Delta aims to save $970 million a year by renegotiating leases and other creditor obligations, but the owners of Delta's aircraft -- comprising both lessors like General Electric and pools of institutional investors -- are pushing back hard.
Delta also aims to slash annual labor costs by $930 million, but after giving up so much a year ago, the pilots are resisting a new $325 million concession Delta is seeking. The carrier has asked U.S. Bankruptcy Court Judge Prudence C. Beatty to scrap the pilots' contract, freeing it to impose the pay cut.
It is a dangerous game of chicken. On the one hand, Judge Beatty has declared that Delta pilots, currently averaging $169,000 a year, are "hideously overpaid." (She denied the union's request that she recuse herself after the remark.)
On the other, she told Delta lawyers, in a hearing on abrogating the contract, "I say you're throwing darts at the pilots because they're smaller than you are and you think you can stomp on them." (At press time the hearings were still going on.)
Which way for Delta?
There are two schools of thought on airline bankruptcies.
In the Frank Lorenzo "Let them eat peanuts" approach, carriers force their will on workers and, if possible, other stakeholders.
Northwest Airlines, which took Chapter 11 the same day as Delta, has basically followed that mold, already cramming interim or permanent pay cuts on its unions.
UAL took the opposite, "Kumbaya," approach: It made nice with its unions and the Pension Benefit Guaranty Corp. (PBGC), among others, crafting deals that gave the carrier's potential adversaries stakes in its survival.
"You can punch each other out, or you can say, 'We're in this together,' " says Jonathan Rosenthal of Saybrook Capital, advisor to UAL's creditors committee. "I think UAL showed that cooperation works better."
Delta seems to be caught straddling both schools.
It's trying to obtain a 19 percent pilot pay cut in court and imposed a 9 percent cut on most of the rest of its workforce, which is nonunion, in November. (Management has taken 15 percent pay cuts.)
But it has also tried to preserve what it can of the old family culture, as with Grinstein's address to the retirees.
Even Delta's pilots still tend to blame the lawyers in Manhattan -- where management's lead bankruptcy firm, Davis Polk & Wardell, is based -- as the bad guys.
Mike Donatelli, chairman of the pilots union's Strike Preparedness Committee, says of a Delta court filing that compared the union's strike threat to a murdersuicide, "Some lawyer came up with that.... To throw that term around in public after you've had airplanes hit the World Trade Center, hit the Pentagon -- that's as egregious and cavalier as you can get."

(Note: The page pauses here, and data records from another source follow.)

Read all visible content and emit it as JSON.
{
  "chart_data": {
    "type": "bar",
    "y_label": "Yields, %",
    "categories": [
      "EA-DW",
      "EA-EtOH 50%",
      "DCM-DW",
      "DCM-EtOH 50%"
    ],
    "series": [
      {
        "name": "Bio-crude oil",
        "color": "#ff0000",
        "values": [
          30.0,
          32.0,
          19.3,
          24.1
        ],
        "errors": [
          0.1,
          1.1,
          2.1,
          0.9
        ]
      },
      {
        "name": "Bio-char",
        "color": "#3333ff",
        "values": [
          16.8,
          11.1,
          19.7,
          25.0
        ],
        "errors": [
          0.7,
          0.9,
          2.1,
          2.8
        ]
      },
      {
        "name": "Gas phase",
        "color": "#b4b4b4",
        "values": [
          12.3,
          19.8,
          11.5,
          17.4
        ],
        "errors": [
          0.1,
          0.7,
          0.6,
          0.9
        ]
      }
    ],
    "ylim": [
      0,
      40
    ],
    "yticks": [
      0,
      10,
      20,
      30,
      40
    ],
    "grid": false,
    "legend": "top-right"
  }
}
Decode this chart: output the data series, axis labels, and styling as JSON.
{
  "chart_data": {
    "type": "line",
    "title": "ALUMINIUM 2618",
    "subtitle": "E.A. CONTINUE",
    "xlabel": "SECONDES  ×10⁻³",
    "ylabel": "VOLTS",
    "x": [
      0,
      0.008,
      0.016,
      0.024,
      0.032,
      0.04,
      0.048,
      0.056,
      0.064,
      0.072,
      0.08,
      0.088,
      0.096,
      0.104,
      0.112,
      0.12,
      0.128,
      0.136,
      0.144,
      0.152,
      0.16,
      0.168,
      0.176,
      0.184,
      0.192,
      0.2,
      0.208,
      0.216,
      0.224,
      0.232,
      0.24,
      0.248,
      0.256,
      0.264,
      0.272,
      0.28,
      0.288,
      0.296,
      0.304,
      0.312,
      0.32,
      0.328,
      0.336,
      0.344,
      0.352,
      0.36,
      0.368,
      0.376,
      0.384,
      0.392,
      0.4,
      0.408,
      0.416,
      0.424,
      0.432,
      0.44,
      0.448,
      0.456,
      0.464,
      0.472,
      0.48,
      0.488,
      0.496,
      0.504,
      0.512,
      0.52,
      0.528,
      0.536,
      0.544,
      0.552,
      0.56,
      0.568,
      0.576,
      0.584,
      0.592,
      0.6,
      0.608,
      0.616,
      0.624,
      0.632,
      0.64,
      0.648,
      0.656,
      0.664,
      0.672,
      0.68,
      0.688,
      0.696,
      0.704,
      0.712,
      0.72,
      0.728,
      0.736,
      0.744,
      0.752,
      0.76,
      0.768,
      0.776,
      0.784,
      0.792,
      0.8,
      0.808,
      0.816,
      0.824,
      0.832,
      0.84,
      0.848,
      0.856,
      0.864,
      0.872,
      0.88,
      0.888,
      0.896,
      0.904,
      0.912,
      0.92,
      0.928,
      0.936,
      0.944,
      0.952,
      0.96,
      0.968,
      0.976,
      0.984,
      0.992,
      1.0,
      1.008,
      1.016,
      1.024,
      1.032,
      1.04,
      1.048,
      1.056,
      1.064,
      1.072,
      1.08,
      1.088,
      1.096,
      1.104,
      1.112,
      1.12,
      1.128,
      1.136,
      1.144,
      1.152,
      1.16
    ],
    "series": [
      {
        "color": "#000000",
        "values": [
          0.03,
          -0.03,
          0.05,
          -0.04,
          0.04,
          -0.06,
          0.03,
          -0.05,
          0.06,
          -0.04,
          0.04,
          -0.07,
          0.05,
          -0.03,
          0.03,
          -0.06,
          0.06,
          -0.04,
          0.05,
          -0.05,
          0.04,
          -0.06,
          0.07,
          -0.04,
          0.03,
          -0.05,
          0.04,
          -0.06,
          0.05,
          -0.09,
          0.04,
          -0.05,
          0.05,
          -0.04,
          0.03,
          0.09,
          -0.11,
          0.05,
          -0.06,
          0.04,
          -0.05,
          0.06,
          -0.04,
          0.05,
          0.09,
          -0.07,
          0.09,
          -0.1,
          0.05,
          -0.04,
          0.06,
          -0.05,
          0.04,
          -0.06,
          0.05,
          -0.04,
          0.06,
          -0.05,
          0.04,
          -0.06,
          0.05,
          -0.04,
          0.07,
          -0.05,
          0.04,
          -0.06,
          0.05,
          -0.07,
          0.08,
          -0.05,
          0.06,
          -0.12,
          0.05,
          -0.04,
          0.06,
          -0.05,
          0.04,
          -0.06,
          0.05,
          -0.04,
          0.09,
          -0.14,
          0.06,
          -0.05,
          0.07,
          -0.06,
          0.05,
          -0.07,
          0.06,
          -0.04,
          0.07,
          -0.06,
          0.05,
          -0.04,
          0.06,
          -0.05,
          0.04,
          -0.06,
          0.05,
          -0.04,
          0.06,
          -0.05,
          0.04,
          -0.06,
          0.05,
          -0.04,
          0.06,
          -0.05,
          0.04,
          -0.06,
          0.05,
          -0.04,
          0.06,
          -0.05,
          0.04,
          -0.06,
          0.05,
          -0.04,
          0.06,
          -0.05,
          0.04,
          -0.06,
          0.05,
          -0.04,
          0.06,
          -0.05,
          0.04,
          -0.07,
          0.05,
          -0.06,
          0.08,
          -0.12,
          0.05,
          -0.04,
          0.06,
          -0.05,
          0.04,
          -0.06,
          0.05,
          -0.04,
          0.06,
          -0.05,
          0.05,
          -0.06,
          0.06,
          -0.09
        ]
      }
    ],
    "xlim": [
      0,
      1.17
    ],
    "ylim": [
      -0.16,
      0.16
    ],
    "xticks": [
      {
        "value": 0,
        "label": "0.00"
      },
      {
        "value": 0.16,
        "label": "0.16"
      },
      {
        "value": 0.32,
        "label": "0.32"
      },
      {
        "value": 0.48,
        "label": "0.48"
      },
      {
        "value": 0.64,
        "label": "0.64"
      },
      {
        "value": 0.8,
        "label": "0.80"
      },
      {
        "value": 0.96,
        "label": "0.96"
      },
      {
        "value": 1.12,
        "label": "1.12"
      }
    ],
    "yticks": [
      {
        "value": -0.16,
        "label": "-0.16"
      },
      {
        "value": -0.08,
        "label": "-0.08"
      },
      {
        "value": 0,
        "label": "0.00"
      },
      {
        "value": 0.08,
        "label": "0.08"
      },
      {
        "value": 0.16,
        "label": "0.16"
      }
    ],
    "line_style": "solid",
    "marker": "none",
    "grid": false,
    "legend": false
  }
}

Bankruptcies are notoriously unpredictable, and Delta's is still early in the process.
CFO Edward Bastian insists the airline has a leg up on previous legacy carriers in Chapter 11, having entered it "with a transformation plan we've been working on for the past two years."
The carrier also has an ace in the hole: GE, the world's biggest aircraft lessor and a major jet engine maker.
Sometimes called the "patron saint of failing airlines," GE (Research) knows that liquidations are bad for business. It helped keep US Airways aloft until that carrier finally merged with America West, and it is unlikely to let the U.S.'s third-biggest carrier disappear. (GE is already the lead provider of Delta's bankruptcy financing.)
The real question is whether Delta's management will get its strategy together in time to ensure a post-Chapter 11 existence as a standalone carrier -- or whether Delta will survive only as part of another airline.